Concerning the diagnosis, the radiolucent characteristics of the fat mean that these tumors can be visualized by CT of the abdomen and barium enema, which makes it clear that it has a low sensitivity to tumors smaller than 1.5 cm; still, the diagnosis is fundamentally endoscopic, which can visualize a fatty, ovoid-looking mass with a specific elastic capacity to return to its initial shape after being pinched with a clamp (pillow sign)8. Since it is below the normal mucosa, a lesion biopsy is not recommended due to the low diagnostic yield. On the contrary, it increases the risks of bleeding and perforation. The gold standard for diagnosing colonic lipoma is based on histopathological diagnosis13.
Treatment varies according to the lesion size; in lesions smaller than 2 cm, endoscopic en bloc resection can be considered; however, surgical resection is recommended in those with a diameter greater than 2 cm due to the risk of existing perforation since fatty tissue is a poor electrical conductor and can increase the risk of complications in endoscopic resection. Usually, lesions with complete resection do not recur, and the procedures are curative. This controversial analysis occurred between the gastroenterology and general surgery teams when choosing the surgical procedure for the patient. Lipomas are benign tumors with null degeneration, so resection is justified to prevent or treat complications8,14,15.

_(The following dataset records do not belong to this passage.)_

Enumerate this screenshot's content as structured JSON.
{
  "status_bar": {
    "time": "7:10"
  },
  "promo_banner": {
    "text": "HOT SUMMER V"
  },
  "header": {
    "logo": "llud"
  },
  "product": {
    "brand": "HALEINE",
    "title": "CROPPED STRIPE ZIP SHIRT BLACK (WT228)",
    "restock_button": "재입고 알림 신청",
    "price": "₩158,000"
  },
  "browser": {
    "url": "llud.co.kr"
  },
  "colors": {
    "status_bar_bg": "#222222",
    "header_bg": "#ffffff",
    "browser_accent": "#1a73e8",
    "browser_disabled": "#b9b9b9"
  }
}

The spontaneous expulsion of a lipoma rectally is rare and practically anecdotal; the mechanism of self-dissection of a lipoma is unknown. It is believed that in pedunculated lipomas, the pedicle could suffer strangulation and subsequent necrosis, causing its detachment. Another way would be the ulceration of the mucosa that covers the lipoma and its exit into the colonic lumen16.
Conclusion
It is important to emphasize that, although the literature is emphatic in taking 2 cm as a cut-off point to choose between endoscopic versus laparoscopic resection, the endoscopic experience curve is currently increasing, which will undoubtedly lead to new consensuses that expand this diameter to attempt more advanced resections. However, in this case, considering that the lesion measured 6 cm, no one on the endoscopic team considered they had the expertise to perform it. If we add the 6 cm of the colonic lesion plus the spontaneously expelled 7 cm, it measures 13 cm, making this case the most giant colon lipoma reported to date.